While many organizations rely on Kubernetes for mission-critical applications, a devastating set of vulnerabilities dubbed “IngressNightmare” has security teams scrambling. This nasty cocktail of five critical flaws in the Ingress NGINX Controller affects versions prior to 1.11.5 and 1.12.1, earning an eye-watering CVSS score of 9.8. Not exactly a minor hiccup.
Security researchers at Wiz identified these vulnerabilities, which currently threaten over 6,500 publicly accessible Kubernetes clusters. Let that sink in. The attack vector specifically targets the admission controller component, which—surprise, surprise—often sits there with unrestricted network accessibility. Classic security oversight.
Over 6,500 Kubernetes clusters exposed, thanks to unrestricted admission controllers sitting wide open like security’s forgotten stepchild.
The exploit chain is brutal in its simplicity. Attackers can inject arbitrary NGINX configuration remotely by sending malicious ingress objects to the admission controller. CVE-2025-24514, CVE-2025-1097, and CVE-2025-1098 allow for configuration directive injection, while CVE-2025-1974 enables the actual remote code execution. Bang! Full cluster compromise.
The potential impact? Devastating. Unauthenticated remote code execution on the controller’s pod, access to all secrets across all namespaces, and potential complete cluster takeover. This affects a whopping 43% of cloud environments.
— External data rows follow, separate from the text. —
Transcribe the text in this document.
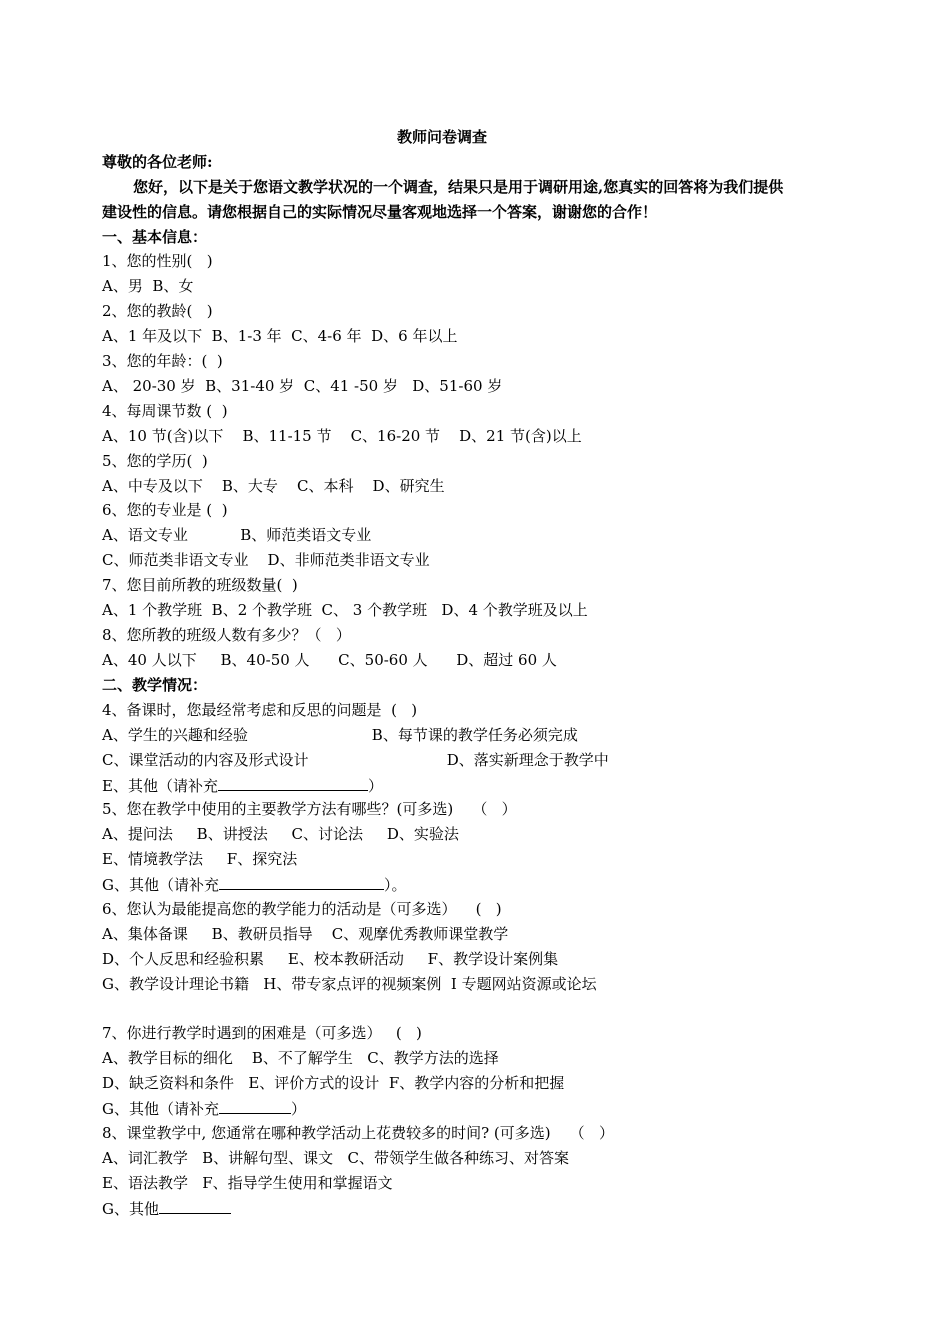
教师问卷调查
尊敬的各位老师:
您好，以下是关于您语文教学状况的一个调查，结果只是用于调研用途,您真实的回答将为我们提供
建设性的信息。请您根据自己的实际情况尽量客观地选择一个答案，谢谢您的合作！
一、基本信息：
1、您的性别(   )
A、男  B、女
2、您的教龄(   )
A、1 年及以下  B、1-3 年  C、4-6 年  D、6 年以上
3、您的年龄：(  )
A、 20-30 岁  B、31-40 岁  C、41 -50 岁   D、51-60 岁
4、每周课节数 (  )
A、10 节(含)以下    B、11-15 节    C、16-20 节    D、21 节(含)以上
5、您的学历(  )
A、中专及以下    B、大专    C、本科    D、研究生
6、您的专业是 (  )
A、语文专业           B、师范类语文专业
C、师范类非语文专业    D、非师范类非语文专业
7、您目前所教的班级数量(  )
A、1 个教学班  B、2 个教学班  C、 3 个教学班   D、4 个教学班及以上
8、您所教的班级人数有多少？（   ）
A、40 人以下     B、40-50 人      C、50-60 人      D、超过 60 人
二、教学情况：
4、备课时，您最经常考虑和反思的问题是  (   )
A、学生的兴趣和经验                          B、每节课的教学任务必须完成
C、课堂活动的内容及形式设计                             D、落实新理念于教学中
E、其他（请补充	）
5、您在教学中使用的主要教学方法有哪些？(可多选)    （   ）
A、提问法     B、讲授法     C、讨论法     D、实验法
E、情境教学法     F、探究法
G、其他（请补充	）。
6、您认为最能提高您的教学能力的活动是（可多选）    (   )
A、集体备课     B、教研员指导    C、观摩优秀教师课堂教学
D、个人反思和经验积累     E、校本教研活动     F、教学设计案例集
G、教学设计理论书籍   H、带专家点评的视频案例  I 专题网站资源或论坛
7、你进行教学时遇到的困难是（可多选）   (   )
A、教学目标的细化    B、不了解学生   C、教学方法的选择
D、缺乏资料和条件   E、评价方式的设计  F、教学内容的分析和把握
G、其他（请补充	）
8、课堂教学中, 您通常在哪种教学活动上花费较多的时间? (可多选)    （   ）
A、词汇教学   B、讲解句型、课文   C、带领学生做各种练习、对答案
E、语法教学   F、指导学生使用和掌握语文
G、其他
Your super-secure Fortune 500 company? Probably vulnerable too.
Mitigation isn’t rocket science, but it requires immediate action. Update to versions 1.11.5, 1.12.1, or later. Or limit access to the admission controller to only the Kubernetes API Server. The advisory emphasizes the urgent need for remediation given the critical nature of these vulnerabilities. Still dragging your feet? You could temporarily disable the admission controller component if you’re not using it.
Worth noting: this doesn’t affect the separate NGINX Ingress Controller implementation. Small consolation. The discovery was published by Wiz only after Kubernetes patches were prepared to minimize exploitation risks.
Fixed versions were released on March 10, 2025, with public disclosure following on March 24. No public proof-of-concept exploits exist yet, but they’re coming. Count on it. And with 72% of organizations running business-critical databases in Kubernetes environments, the stakes couldn’t be higher.